The movie has a great ensemble cast. There is the Spotlight editor Walter “Robby” Robinson (Michael Keaton), and the reporters, Michael Rezendes (Mark Ruffalo), Sacha Pfeiffer (Rachel McAdams), and Matty Carroll (Brian d’Arcy James). There is also John Singer who plays the Globe managing deputy editor Ben Bradlee Jr. There should be at least one or two major award nods for Keaton and Ruffalo. The story starts to take shape as a new editor in chief, Marty Baron (Liev Schreiber), joins the Globe. His understated performance as a Jewish outsider provides a counterpoint to the mostly lapsed Catholic reporters.
This plot weaves a gentle implication that the more senior members of the Globe might have been involved in some prior cover up or at the very least fueling their Catholic guilt. What makes this film so Oscar worthy are the Spotlight actors, who keep the story authentic with a dash of suspense. They impart a real feeling of urgency to get the story out, while keeping true to journalistic ethics, striving for justice and maintaining an empathy for the victims.

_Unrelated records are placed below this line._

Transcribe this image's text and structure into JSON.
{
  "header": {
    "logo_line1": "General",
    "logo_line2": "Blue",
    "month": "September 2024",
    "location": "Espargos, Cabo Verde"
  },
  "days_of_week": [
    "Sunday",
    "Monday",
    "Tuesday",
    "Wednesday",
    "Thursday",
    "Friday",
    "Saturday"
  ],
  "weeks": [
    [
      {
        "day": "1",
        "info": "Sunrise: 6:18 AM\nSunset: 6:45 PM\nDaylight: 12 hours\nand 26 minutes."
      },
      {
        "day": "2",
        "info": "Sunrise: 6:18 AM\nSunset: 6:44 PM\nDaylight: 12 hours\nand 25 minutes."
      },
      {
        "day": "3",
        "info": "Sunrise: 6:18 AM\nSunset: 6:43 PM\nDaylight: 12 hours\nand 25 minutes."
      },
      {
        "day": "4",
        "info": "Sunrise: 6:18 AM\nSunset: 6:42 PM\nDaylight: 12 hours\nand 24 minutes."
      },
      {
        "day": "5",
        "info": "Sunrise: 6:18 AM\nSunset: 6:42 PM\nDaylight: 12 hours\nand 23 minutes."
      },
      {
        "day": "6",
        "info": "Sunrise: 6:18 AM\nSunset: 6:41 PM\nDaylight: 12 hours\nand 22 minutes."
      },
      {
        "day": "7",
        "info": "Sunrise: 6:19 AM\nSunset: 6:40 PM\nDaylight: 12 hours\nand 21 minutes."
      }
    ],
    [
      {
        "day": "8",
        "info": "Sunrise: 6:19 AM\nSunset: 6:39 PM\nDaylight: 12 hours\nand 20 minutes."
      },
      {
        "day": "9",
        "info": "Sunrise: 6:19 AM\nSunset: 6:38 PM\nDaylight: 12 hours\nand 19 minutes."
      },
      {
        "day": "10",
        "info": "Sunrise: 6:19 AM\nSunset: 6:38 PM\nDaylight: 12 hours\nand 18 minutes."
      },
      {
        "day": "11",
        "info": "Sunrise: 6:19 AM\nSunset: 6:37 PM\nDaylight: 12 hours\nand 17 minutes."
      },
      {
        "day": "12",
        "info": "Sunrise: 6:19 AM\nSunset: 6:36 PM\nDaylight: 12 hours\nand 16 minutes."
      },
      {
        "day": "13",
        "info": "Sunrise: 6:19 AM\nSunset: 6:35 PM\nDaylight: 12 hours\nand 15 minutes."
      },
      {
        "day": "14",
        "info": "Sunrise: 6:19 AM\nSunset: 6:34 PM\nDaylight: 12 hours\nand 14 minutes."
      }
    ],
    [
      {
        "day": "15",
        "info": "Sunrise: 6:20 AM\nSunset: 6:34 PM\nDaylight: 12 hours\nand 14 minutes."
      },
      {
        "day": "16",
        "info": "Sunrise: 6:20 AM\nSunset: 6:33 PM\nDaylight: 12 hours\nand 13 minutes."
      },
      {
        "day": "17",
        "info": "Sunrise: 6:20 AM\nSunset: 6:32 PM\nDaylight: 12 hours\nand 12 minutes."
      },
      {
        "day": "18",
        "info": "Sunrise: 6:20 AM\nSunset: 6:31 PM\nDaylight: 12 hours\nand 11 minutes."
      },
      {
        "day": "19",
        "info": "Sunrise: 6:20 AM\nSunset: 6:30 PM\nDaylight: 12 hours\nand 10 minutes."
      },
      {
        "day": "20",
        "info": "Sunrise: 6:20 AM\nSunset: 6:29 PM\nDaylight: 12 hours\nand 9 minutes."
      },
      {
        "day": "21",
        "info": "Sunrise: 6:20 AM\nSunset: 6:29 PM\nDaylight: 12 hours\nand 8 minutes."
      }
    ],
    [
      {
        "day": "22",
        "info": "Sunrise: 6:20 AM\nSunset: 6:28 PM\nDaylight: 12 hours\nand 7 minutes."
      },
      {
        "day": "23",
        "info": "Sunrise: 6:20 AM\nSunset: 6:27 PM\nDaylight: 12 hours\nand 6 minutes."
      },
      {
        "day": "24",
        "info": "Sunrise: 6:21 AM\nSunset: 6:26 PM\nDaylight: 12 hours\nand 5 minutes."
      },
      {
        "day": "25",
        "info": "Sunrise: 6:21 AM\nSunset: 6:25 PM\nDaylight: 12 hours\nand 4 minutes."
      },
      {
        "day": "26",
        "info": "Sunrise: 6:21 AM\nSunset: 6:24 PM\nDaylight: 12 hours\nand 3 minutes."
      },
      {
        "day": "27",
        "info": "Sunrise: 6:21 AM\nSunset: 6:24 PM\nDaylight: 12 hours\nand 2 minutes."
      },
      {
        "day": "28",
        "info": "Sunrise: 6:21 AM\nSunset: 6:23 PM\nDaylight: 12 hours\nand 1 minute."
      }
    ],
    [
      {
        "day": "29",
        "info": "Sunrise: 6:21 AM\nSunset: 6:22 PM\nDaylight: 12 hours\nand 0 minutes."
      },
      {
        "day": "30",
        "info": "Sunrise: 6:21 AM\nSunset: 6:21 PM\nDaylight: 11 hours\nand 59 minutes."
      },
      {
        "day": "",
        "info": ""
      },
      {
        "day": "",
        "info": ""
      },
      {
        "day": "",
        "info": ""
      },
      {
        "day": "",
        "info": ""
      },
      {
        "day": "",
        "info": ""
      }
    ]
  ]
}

The investigation brings the team face to face with the abused, now adults, who are mostly broken and traumatized, forcing themselves to relive their experiences though the retelling in the hope that the truth will out. Two lawyers, played by the excellent Billy Crudup and Stanley Tucci, deal with the abuse cases in contrasting fashions, one serving the corruption, the other trying to tear it down.
The Spotlight story revealed not only abuse on a massive scale, but sought to strike at the system not at the symptoms. The disembodied voice of a psychologist serves as exposition of the key theme of the movie, a question of the catholic church itself. Is celibacy really something a human being should be made to endure, simply to follow an outmoded rule set? By denying this basic human right, we push them to secrecy, to release the urge in an unspeakable way from a position of power exerted on the weak.
The Spotlight team had the strength to stand up to an archaic constitution that abused their power on the weakest. Their investigation gave the abused a voice. For that the team won a Pulitzer Prize in 2003. Let’s see how the 2015 team fare in this awards season.